English Arts Part V

English Arts Part V

Painting: In the painting of the 17th century the continental influence continued. The arrival of the Flemish A. van Dyck, who came to London in 1632, where he worked as court painter to Charles I until his death, gave English portrait painting a new direction. In the succession of Van Dyck in England were v. a. the Dutch P. Lely and the Dutch trained G. Kneller.

The international importance of English painting began in the 18th century with the painter and engraver W. Hogarth. His realistic and socially critical picture cycles, which he himself reproduced in copperplate engravings, initiated the movement of political and satirical illustration graphics. As a portraitist, he is on an equal footing with J. Reynolds, the creator of subtle psychological portraits of members of the leading society, and T. Gainsborough, whose portraits show a relaxed, almost impressionistic color scheme. With the park-like backgrounds in his pictures, inspired by Dutch painting, Gainsborough laid the foundation for a specifically English landscape painting. His rival R. Wilson, on the other hand, painted ideal landscapes. Watercolor painting was particularly popular in England (the Old Water-Color Society was founded in 1804). J. Crome founded the Norwich School in 1803, one of the prerequisites for the rise of English landscape painting at the turn of the 18th and 19th centuries. In the field of illustration art, classicism reached a high point in the early 19th century in Flaxman’s cyclesto Homer and Dante, which were trained in Greek vase paintings. The linear style of these outline drawings influenced the graphic artist and poet W. Blake. The Zurich-born painter and poet J. H. Füssli was also committed to classicism.

Handicrafts and applied arts: Towards the end of the 17th century, the Netherlands gave the impetus for the development of bourgeois living culture in England. The 18th century was the heyday of English handicrafts, which operated with the stylistic means of classicism. The cabinet maker T. Chippendale founded the first English furniture style of the modern era and introduced v. a. Mahogany furniture in light, curved shapes. In the second half of the 18th century, the subtle “Adam Style” (after the architect R. Adam) was particularly appreciated. English ceramics were brought to European renown by J. Wedgwood. The Chelsea and Derby factories were also important.

19th century

Architecture: The early 19th century shows different styles: neo-Gothic and classicist tendencies were lively, the latter are v. a. in R. Smirkes building of the British Museum (1823 ff.) in London, which is based on Greek antiquity. Soane took a less strict conception of classicism. In the Victorian era (1837–1901) neo-Gothic was in England, BC. a. in church construction (A. W. N. Pugin, G. G. Scott), as a binding form of architecture, the London Parliament building was also built by C. Barry and Pugin in the neo-Gothic style in 1837 ff.
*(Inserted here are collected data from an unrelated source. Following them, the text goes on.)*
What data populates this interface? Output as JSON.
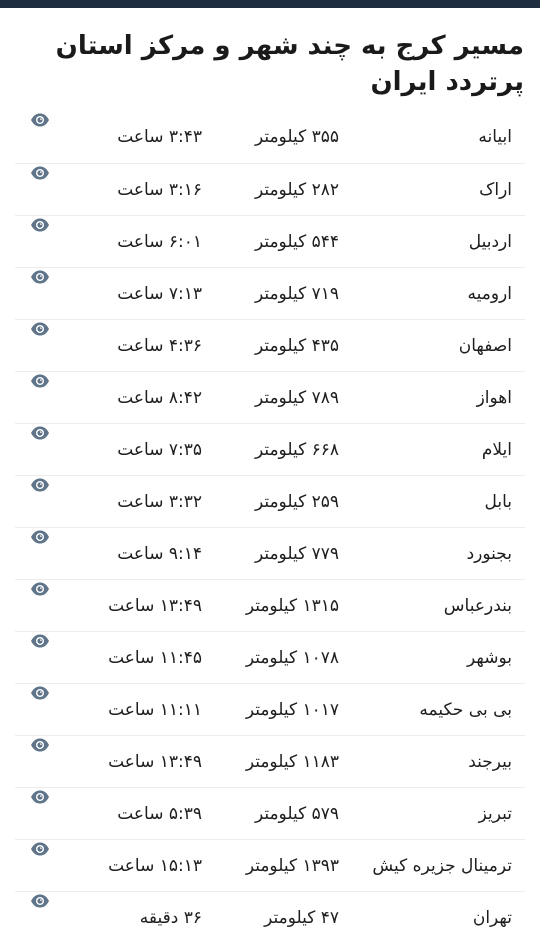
{
  "header": {
    "title": "مسیر کرج به چند شهر و مرکز استان پرتردد ایران"
  },
  "colors": {
    "top_bar": "#1f2d40",
    "eye_icon": "#5f7488",
    "divider": "#ececec"
  },
  "routes": [
    {
      "city": "ابیانه",
      "distance": "۳۵۵ کیلومتر",
      "time": "۳:۴۳ ساعت",
      "icon": "eye-icon"
    },
    {
      "city": "اراک",
      "distance": "۲۸۲ کیلومتر",
      "time": "۳:۱۶ ساعت",
      "icon": "eye-icon"
    },
    {
      "city": "اردبیل",
      "distance": "۵۴۴ کیلومتر",
      "time": "۶:۰۱ ساعت",
      "icon": "eye-icon"
    },
    {
      "city": "ارومیه",
      "distance": "۷۱۹ کیلومتر",
      "time": "۷:۱۳ ساعت",
      "icon": "eye-icon"
    },
    {
      "city": "اصفهان",
      "distance": "۴۳۵ کیلومتر",
      "time": "۴:۳۶ ساعت",
      "icon": "eye-icon"
    },
    {
      "city": "اهواز",
      "distance": "۷۸۹ کیلومتر",
      "time": "۸:۴۲ ساعت",
      "icon": "eye-icon"
    },
    {
      "city": "ایلام",
      "distance": "۶۶۸ کیلومتر",
      "time": "۷:۳۵ ساعت",
      "icon": "eye-icon"
    },
    {
      "city": "بابل",
      "distance": "۲۵۹ کیلومتر",
      "time": "۳:۳۲ ساعت",
      "icon": "eye-icon"
    },
    {
      "city": "بجنورد",
      "distance": "۷۷۹ کیلومتر",
      "time": "۹:۱۴ ساعت",
      "icon": "eye-icon"
    },
    {
      "city": "بندرعباس",
      "distance": "۱۳۱۵ کیلومتر",
      "time": "۱۳:۴۹ ساعت",
      "icon": "eye-icon"
    },
    {
      "city": "بوشهر",
      "distance": "۱۰۷۸ کیلومتر",
      "time": "۱۱:۴۵ ساعت",
      "icon": "eye-icon"
    },
    {
      "city": "بی بی حکیمه",
      "distance": "۱۰۱۷ کیلومتر",
      "time": "۱۱:۱۱ ساعت",
      "icon": "eye-icon"
    },
    {
      "city": "بیرجند",
      "distance": "۱۱۸۳ کیلومتر",
      "time": "۱۳:۴۹ ساعت",
      "icon": "eye-icon"
    },
    {
      "city": "تبریز",
      "distance": "۵۷۹ کیلومتر",
      "time": "۵:۳۹ ساعت",
      "icon": "eye-icon"
    },
    {
      "city": "ترمینال جزیره کیش",
      "distance": "۱۳۹۳ کیلومتر",
      "time": "۱۵:۱۳ ساعت",
      "icon": "eye-icon"
    },
    {
      "city": "تهران",
      "distance": "۴۷ کیلومتر",
      "time": "۳۶ دقیقه",
      "icon": "eye-icon"
    }
  ]
}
In 1851 J. Paxton built the Crystal Palace in London out of iron and glass. In large public building projects, the new possibilities of iron construction led to the development of technology-oriented building types in which the neo-Gothic styles became a mere shell.
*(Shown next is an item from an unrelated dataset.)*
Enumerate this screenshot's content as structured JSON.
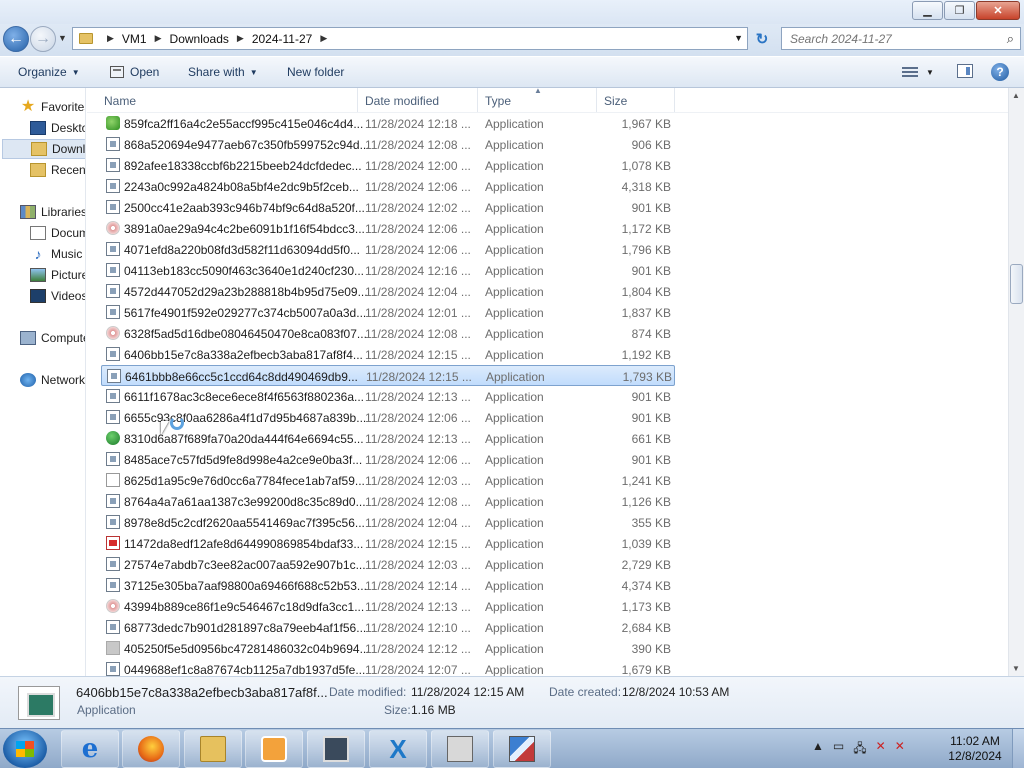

According to clothingexpress.org, the artistic and social reformist ideas of W. Morris had an impact not only on the arts and crafts, but also on architecture, especially on the architects P. S. Webb, C. F. A. Voysey and R. N. Shaw, according to his plans the first settlement in Bedford Park in London from 1875 was built by single houses. It was the prototype of the garden city, for which E. Howard presented a concept in 1898 that was also taken up in Germany.

Sculpture: In England in the 19th century, parallel to architecture, it shows a close reference to historical styles; J. Gibson, A. Stevens and R. Westmacott orientate themselves v. a. in the Greek Classical period and the Italian Renaissance. The monument sculpture gained special weight after 1875 through the “New Sculpture” movement (A. Gilbert) with symbolist works.

Painting: English painting gave decisive impulses for European painting in the early 19th century: W. Turner and J. Constable were important forerunners of the French Impressionists with their open-air painting.

In portrait painting, T. Lawrence and H. Raeburn were leaders in the first half of the 19th century. In 1848, J. E. Millais founded the Pre-Raphaelite Brotherhood (W. H. Hunt, D. G. Rossetti et al.). These painters were based on Italian painting of the Middle Ages and made v. a. literary and historical subjects with a pronounced symbolic tendency. E. Burne-Jones and W. Morris were associated with them. Victorian genre and history painting (W. Dyce, W. P. Frith) influenced. The classical direction promoted by the Royal Academy (F. Leighton, G. F. Watts, A. Moore) took into account the interest in ancient art that had been stimulated by the acquisition of the Elgin Marbles (1816). The New English Art Club founded in 1886 (W. Steer, W. R. Sickert) promoted progressive currents. The American J. A. M. Whistler, who lives in London, appeared as an advocate of modern art and as a spokesman for the L’art-pour-l’art movement, from which A. V. Beardsley, the main exponent of Art Nouveau, emerged.